Lily answers with natural delicacy, “It’s all right, Mercedes. I got my period for the first time last March and Frances told me what to do.”

So. What else is it not given me to know around here, wonders Mercedes, pumping vigorously. Lily steals a look at her older sister. Suddenly she is aware of having hurt Mercedes’ feelings. It hadn’t occurred to her that Mercedes might feel left out of such a thing. It had only occurred to her that Mercedes might prefer to be left out. Lily would apologize but feels that would only intensify her sister’s humiliation.

“Mercedes, is Frances really going to have a baby?”

“So she’s told you.”

“Yes, but I wasn’t certain it was true.”

“It’s true.” Mercedes rinses away all traces of flour and dough, then reaches for a cake of lye and asks, “Did Frances tell you how she came to be with child?”

“Yes.”

Lily is quite flushed by now, not with guilty knowledge but with the delicate mortification of one whom it pains to trespass on the privacy of another.

Mercedes scrapes a bristle brush over the moistened lye and scrubs her way from fingernails to elbows.

“Well? What did she tell you, Lily?”

Lily works the dough reverently, shaping it with care.

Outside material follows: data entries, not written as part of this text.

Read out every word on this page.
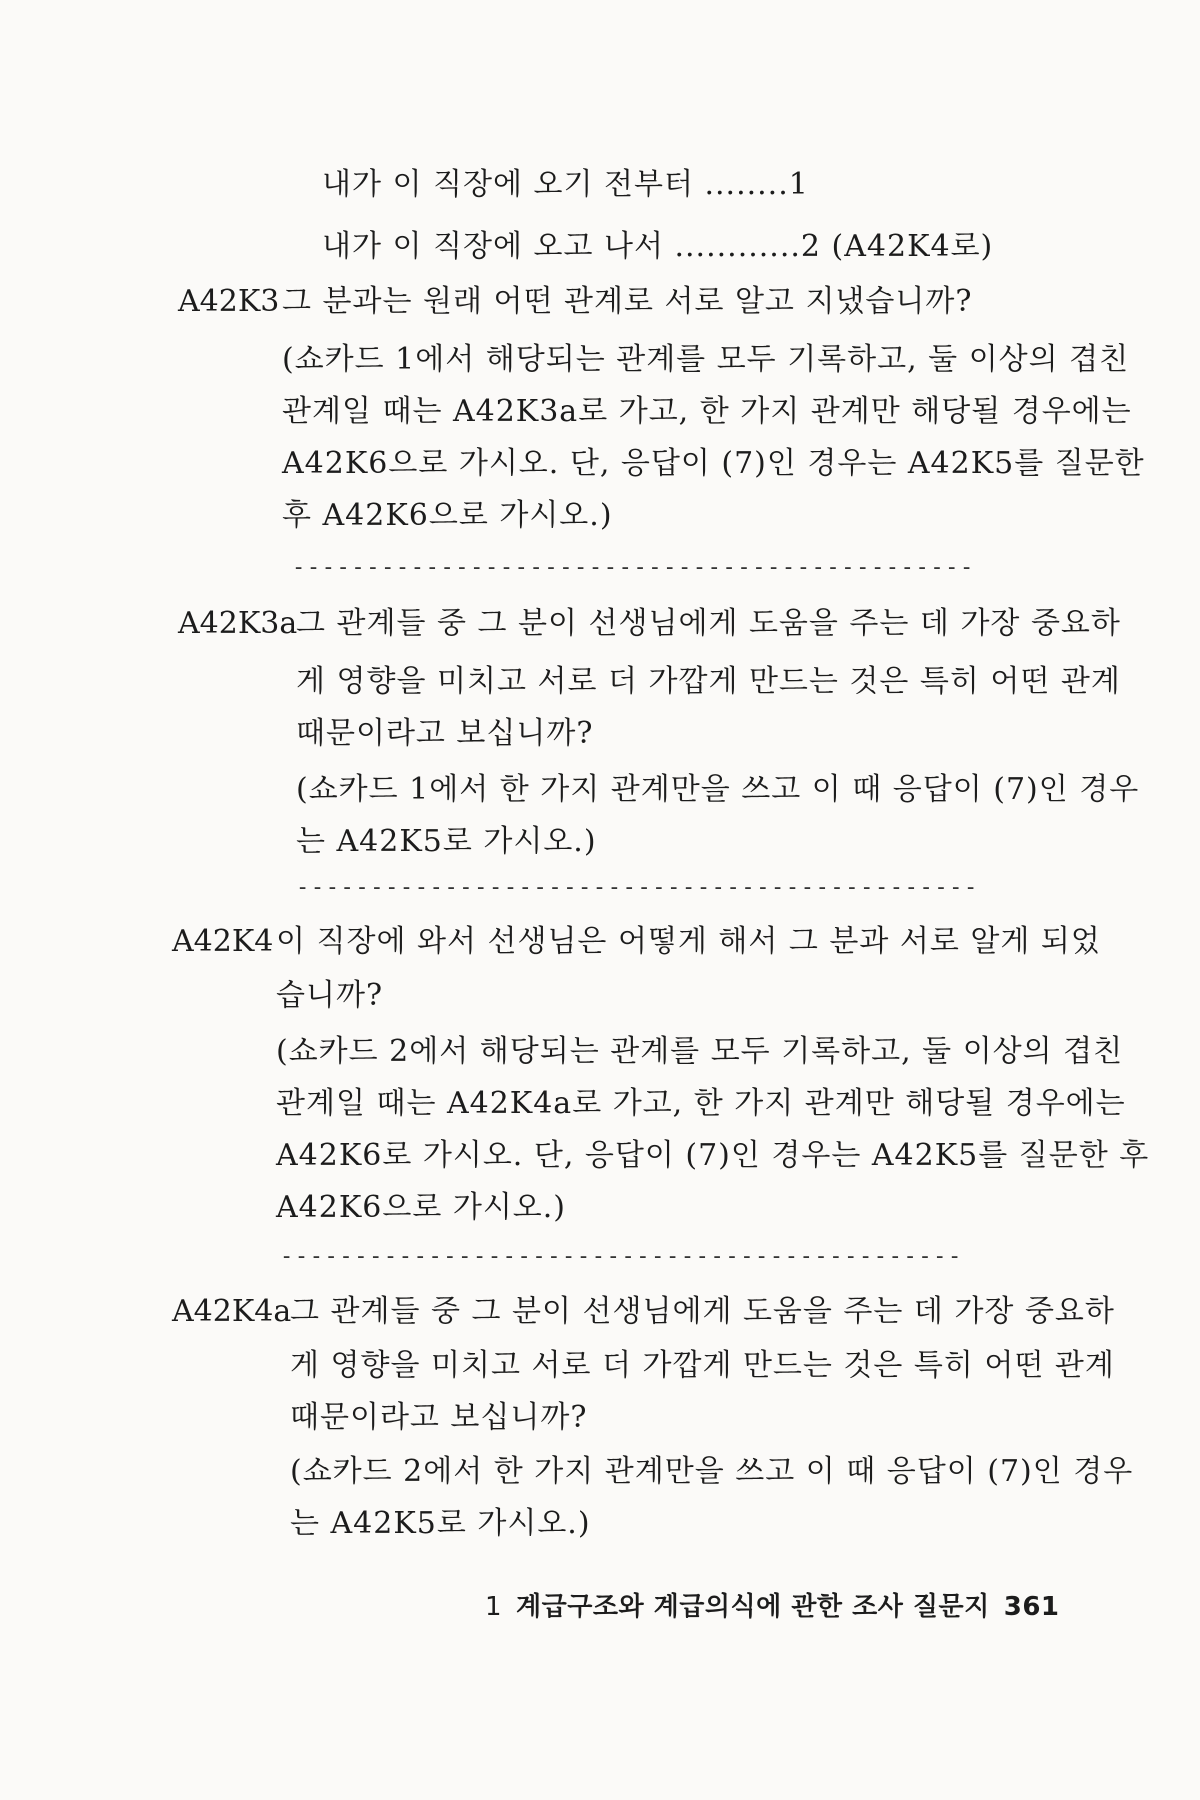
내가 이 직장에 오기 전부터 ........1
내가 이 직장에 오고 나서 ............2 (A42K4로)
A42K3 그 분과는 원래 어떤 관계로 서로 알고 지냈습니까?
(쇼카드 1에서 해당되는 관계를 모두 기록하고, 둘 이상의 겹친
관계일 때는 A42K3a로 가고, 한 가지 관계만 해당될 경우에는
A42K6으로 가시오. 단, 응답이 (7)인 경우는 A42K5를 질문한
후 A42K6으로 가시오.)
----------------------------------------------
A42K3a
그 관계들 중 그 분이 선생님에게 도움을 주는 데 가장 중요하
게 영향을 미치고 서로 더 가깝게 만드는 것은 특히 어떤 관계
때문이라고 보십니까?
(쇼카드 1에서 한 가지 관계만을 쓰고 이 때 응답이 (7)인 경우
는 A42K5로 가시오.)
----------------------------------------------
A42K4 이 직장에 와서 선생님은 어떻게 해서 그 분과 서로 알게 되었
습니까?
(쇼카드 2에서 해당되는 관계를 모두 기록하고, 둘 이상의 겹친
관계일 때는 A42K4a로 가고, 한 가지 관계만 해당될 경우에는
A42K6로 가시오. 단, 응답이 (7)인 경우는 A42K5를 질문한 후
A42K6으로 가시오.)
----------------------------------------------
A42K4a
그 관계들 중 그 분이 선생님에게 도움을 주는 데 가장 중요하
게 영향을 미치고 서로 더 가깝게 만드는 것은 특히 어떤 관계
때문이라고 보십니까?
(쇼카드 2에서 한 가지 관계만을 쓰고 이 때 응답이 (7)인 경우
는 A42K5로 가시오.)
1 계급구조와 계급의식에 관한 조사 질문지 361
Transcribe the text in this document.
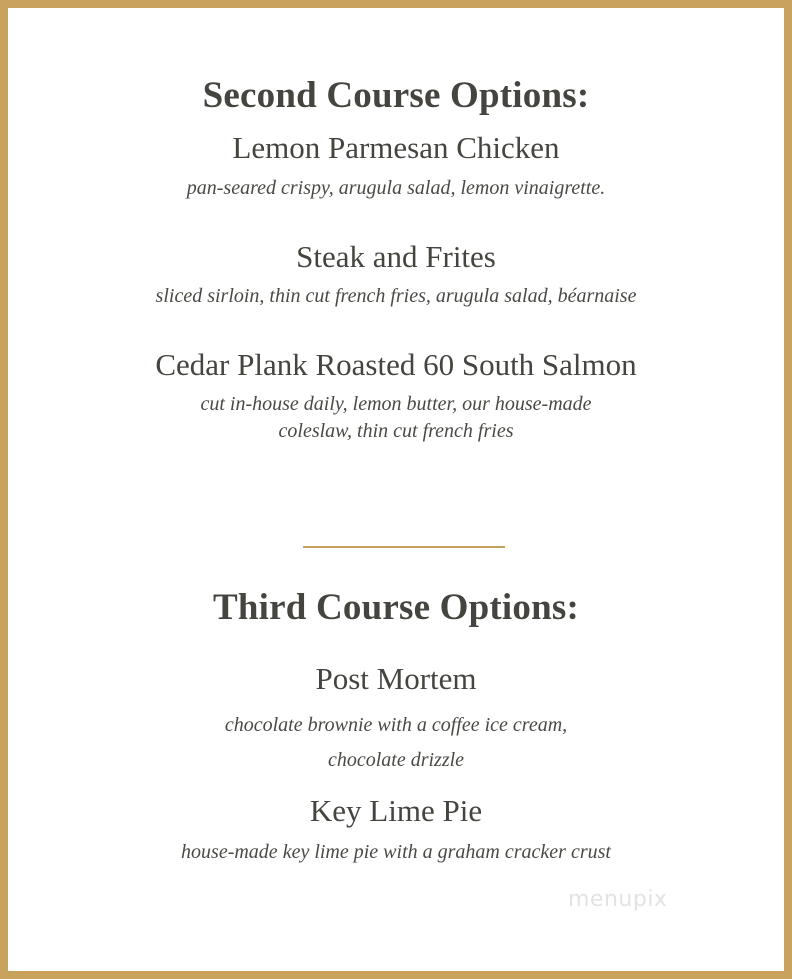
Second Course Options:
Lemon Parmesan Chicken

pan-seared crispy, arugula salad, lemon vinaigrette.

Steak and Frites

sliced sirloin, thin cut french fries, arugula salad, béarnaise

Cedar Plank Roasted 60 South Salmon

cut in-house daily, lemon butter, our house-made
coleslaw, thin cut french fries

Third Course Options:
Post Mortem

chocolate brownie with a coffee ice cream,
chocolate drizzle

Key Lime Pie

house-made key lime pie with a graham cracker crust

menupix
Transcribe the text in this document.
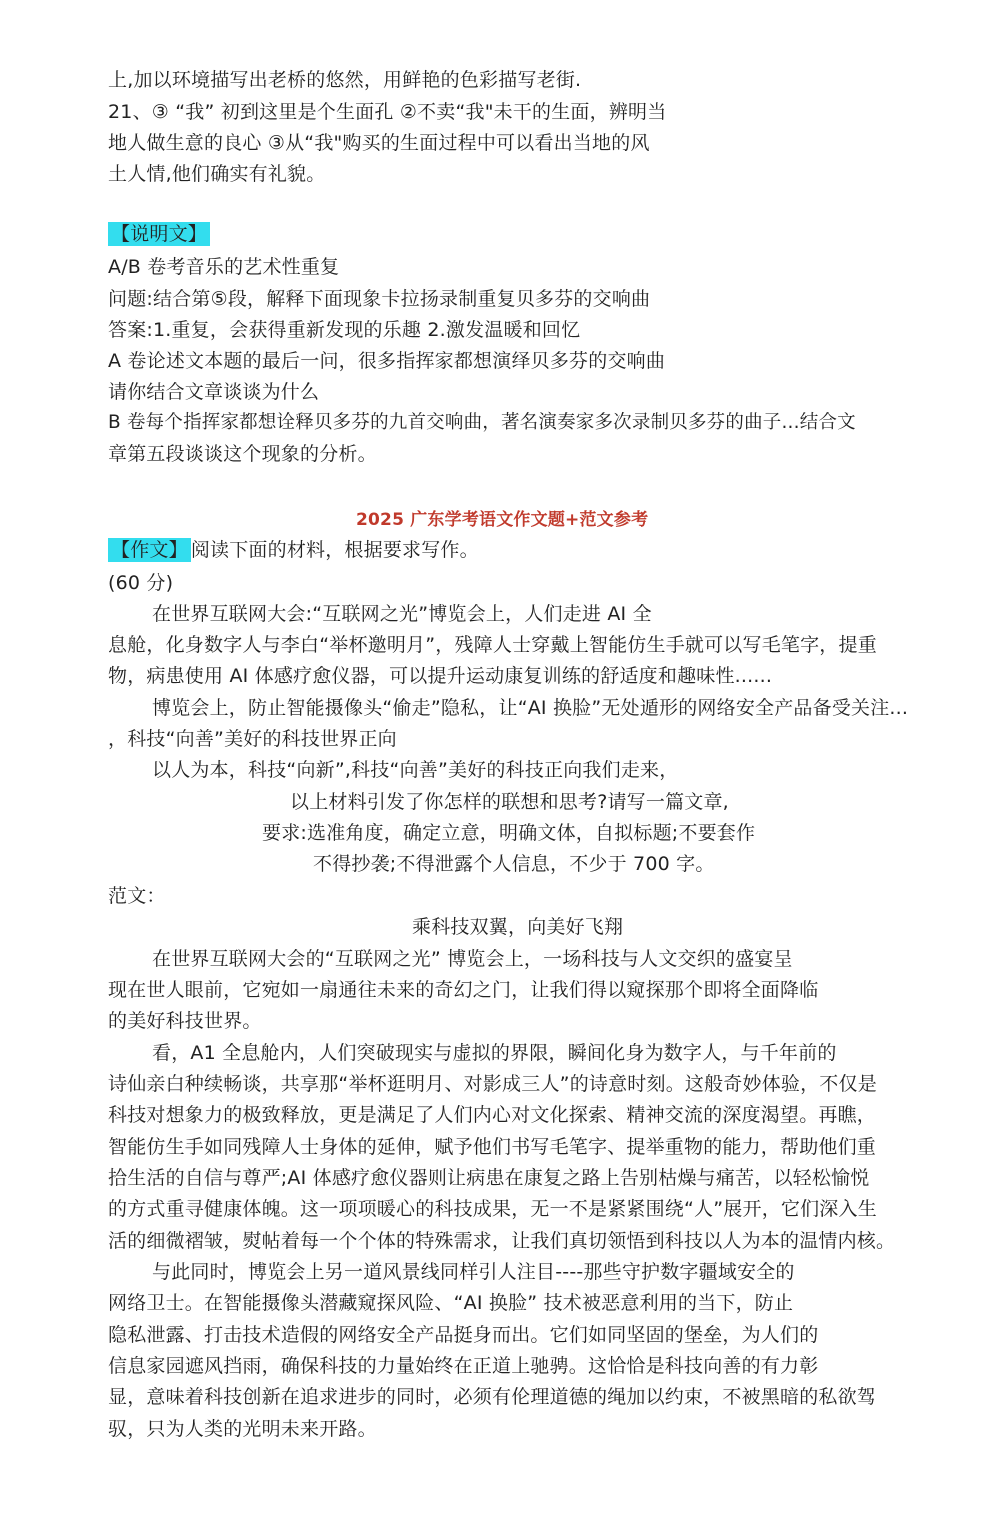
上,加以环境描写出老桥的悠然，用鲜艳的色彩描写老街.
21、③ “我” 初到这里是个生面孔 ②不卖“我"未干的生面，辨明当
地人做生意的良心 ③从“我"购买的生面过程中可以看出当地的风
土人情,他们确实有礼貌。
【说明文】
A/B 卷考音乐的艺术性重复
问题:结合第⑤段，解释下面现象卡拉扬录制重复贝多芬的交响曲
答案:1.重复，会获得重新发现的乐趣 2.激发温暖和回忆
A 卷论述文本题的最后一问，很多指挥家都想演绎贝多芬的交响曲
请你结合文章谈谈为什么
B 卷每个指挥家都想诠释贝多芬的九首交响曲，著名演奏家多次录制贝多芬的曲子...结合文
章第五段谈谈这个现象的分析。
2025 广东学考语文作文题+范文参考
【作文】 阅读下面的材料，根据要求写作。
(60 分)
在世界互联网大会:“互联网之光”博览会上，人们走进 AI 全
息舱，化身数字人与李白“举杯邀明月”，残障人士穿戴上智能仿生手就可以写毛笔字，提重
物，病患使用 AI 体感疗愈仪器，可以提升运动康复训练的舒适度和趣味性......
博览会上，防止智能摄像头“偷走”隐私，让“AI 换脸”无处遁形的网络安全产品备受关注...
，科技“向善”美好的科技世界正向
以人为本，科技“向新”,科技“向善”美好的科技正向我们走来，
以上材料引发了你怎样的联想和思考?请写一篇文章,
要求:选准角度，确定立意，明确文体，自拟标题;不要套作
不得抄袭;不得泄露个人信息，不少于 700 字。
范文：
乘科技双翼，向美好飞翔
在世界互联网大会的“互联网之光” 博览会上，一场科技与人文交织的盛宴呈
现在世人眼前，它宛如一扇通往未来的奇幻之门，让我们得以窥探那个即将全面降临
的美好科技世界。
看，A1 全息舱内，人们突破现实与虚拟的界限，瞬间化身为数字人，与千年前的
诗仙亲白种续畅谈，共享那“举杯逛明月、对影成三人”的诗意时刻。这般奇妙体验，不仅是
科技对想象力的极致释放，更是满足了人们内心对文化探索、精神交流的深度渴望。再瞧，
智能仿生手如同残障人士身体的延伸，赋予他们书写毛笔字、提举重物的能力，帮助他们重
拾生活的自信与尊严;AI 体感疗愈仪器则让病患在康复之路上告别枯燥与痛苦，以轻松愉悦
的方式重寻健康体魄。这一项项暖心的科技成果，无一不是紧紧围绕“人”展开，它们深入生
活的细微褶皱，熨帖着每一个个体的特殊需求，让我们真切领悟到科技以人为本的温情内核。
与此同时，博览会上另一道风景线同样引人注目----那些守护数字疆域安全的
网络卫士。在智能摄像头潜藏窥探风险、“AI 换脸” 技术被恶意利用的当下，防止
隐私泄露、打击技术造假的网络安全产品挺身而出。它们如同坚固的堡垒，为人们的
信息家园遮风挡雨，确保科技的力量始终在正道上驰骋。这恰恰是科技向善的有力彰
显，意味着科技创新在追求进步的同时，必须有伦理道德的绳加以约束，不被黑暗的私欲驾
驭，只为人类的光明未来开路。
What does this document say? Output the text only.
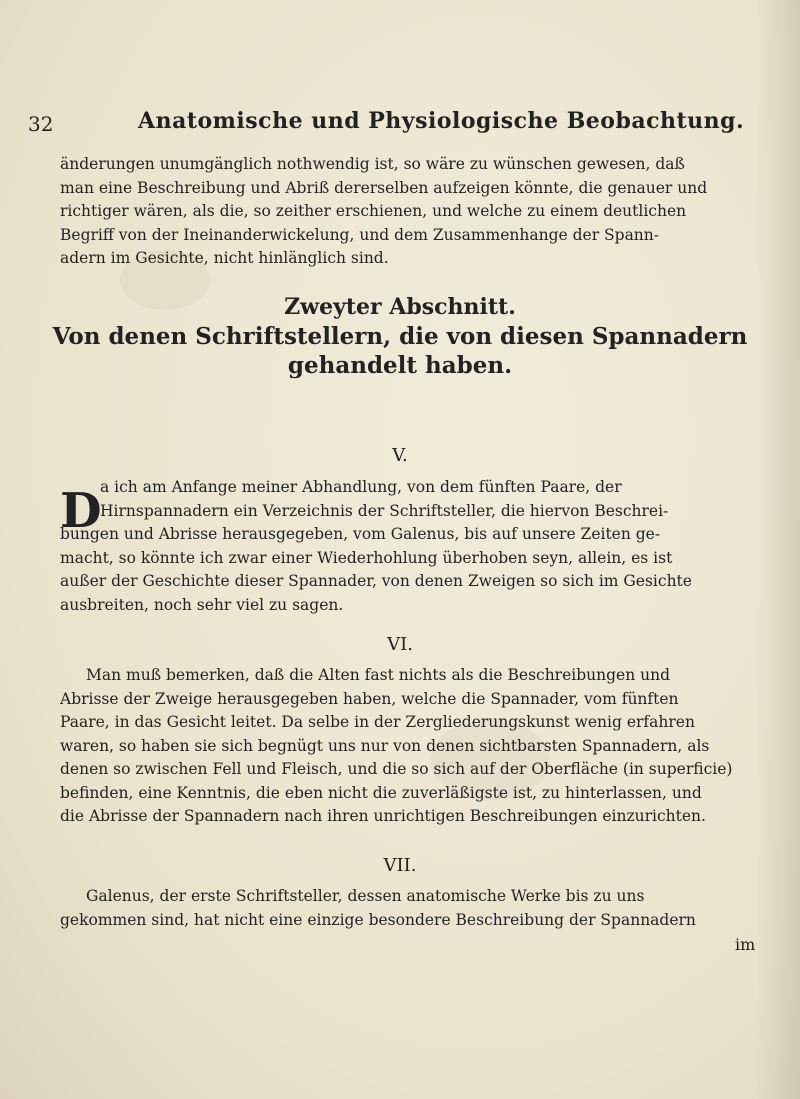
32	Anatomische und Physiologische Beobachtung.
änderungen unumgänglich nothwendig ist, so wäre zu wünschen gewesen, daß
man eine Beschreibung und Abriß dererselben aufzeigen könnte, die genauer und
richtiger wären, als die, so zeither erschienen, und welche zu einem deutlichen
Begriff von der Ineinanderwickelung, und dem Zusammenhange der Spann-
adern im Gesichte, nicht hinlänglich sind.
Zweyter Abschnitt.
Von denen Schriftstellern, die von diesen Spannadern
gehandelt haben.
V.
D
a ich am Anfange meiner Abhandlung, von dem fünften Paare, der
Hirnspannadern ein Verzeichnis der Schriftsteller, die hiervon Beschrei-
bungen und Abrisse herausgegeben, vom Galenus, bis auf unsere Zeiten ge-
macht, so könnte ich zwar einer Wiederhohlung überhoben seyn, allein, es ist
außer der Geschichte dieser Spannader, von denen Zweigen so sich im Gesichte
ausbreiten, noch sehr viel zu sagen.
VI.
Man muß bemerken, daß die Alten fast nichts als die Beschreibungen und
Abrisse der Zweige herausgegeben haben, welche die Spannader, vom fünften
Paare, in das Gesicht leitet. Da selbe in der Zergliederungskunst wenig erfahren
waren, so haben sie sich begnügt uns nur von denen sichtbarsten Spannadern, als
denen so zwischen Fell und Fleisch, und die so sich auf der Oberfläche (in superficie)
befinden, eine Kenntnis, die eben nicht die zuverläßigste ist, zu hinterlassen, und
die Abrisse der Spannadern nach ihren unrichtigen Beschreibungen einzurichten.
VII.
Galenus, der erste Schriftsteller, dessen anatomische Werke bis zu uns
gekommen sind, hat nicht eine einzige besondere Beschreibung der Spannadern
im
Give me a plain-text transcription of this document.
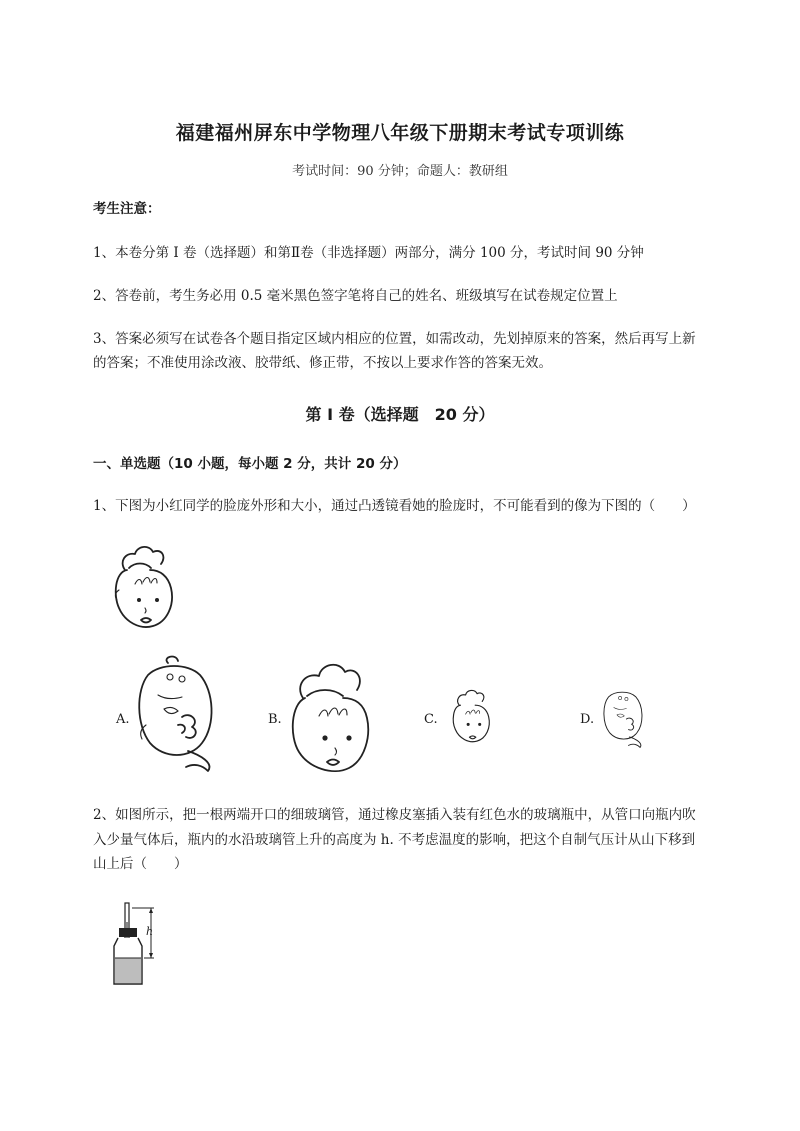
福建福州屏东中学物理八年级下册期末考试专项训练
考试时间：90 分钟；命题人：教研组
考生注意：
1、本卷分第 I 卷（选择题）和第Ⅱ卷（非选择题）两部分，满分 100 分，考试时间 90 分钟
2、答卷前，考生务必用 0.5 毫米黑色签字笔将自己的姓名、班级填写在试卷规定位置上
3、答案必须写在试卷各个题目指定区域内相应的位置，如需改动，先划掉原来的答案，然后再写上新
的答案；不准使用涂改液、胶带纸、修正带，不按以上要求作答的答案无效。
第 I 卷（选择题　20 分）
一、单选题（10 小题，每小题 2 分，共计 20 分）
1、下图为小红同学的脸庞外形和大小，通过凸透镜看她的脸庞时，不可能看到的像为下图的（　　）
A.	B.	C.	D.
2、如图所示，把一根两端开口的细玻璃管，通过橡皮塞插入装有红色水的玻璃瓶中，从管口向瓶内吹
入少量气体后，瓶内的水沿玻璃管上升的高度为 h. 不考虑温度的影响，把这个自制气压计从山下移到
山上后（　　）
h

“She told me that she became pregnant after the night she passed with Mr Taylor in the mine —”

Mercedes’ hands are sterile.

Lily continues with dignity, “But that she miscarried as a result of the shooting.”

Mercedes turns off the pump with her wrist and holds her hands up, allowing them to drip-dry towards the elbows. She asks, “Then how does Frances explain her present condition?”

Lily answers, “The bullet.” And goes on moulding the dough.

Mercedes contaminates her hands with a clean tea towel, drying, drying, drying them. “She told you that in order to avoid telling you the truth, Lily.”

“No. She believes it.”

Mercedes pauses. Folds the towel. “Well that’s not how women get pregnant.”

“I know, Mercedes.”

Mercedes has lost patience. “Well will you tell me then what in the name of Our Lord Jesus Christ on the Cross it is you altogether do know of the factual acts of life!”

Facts, Lily thinks but doesn’t say. Instead, she removes her apron and leaves the kitchen saying, “Excuse me.”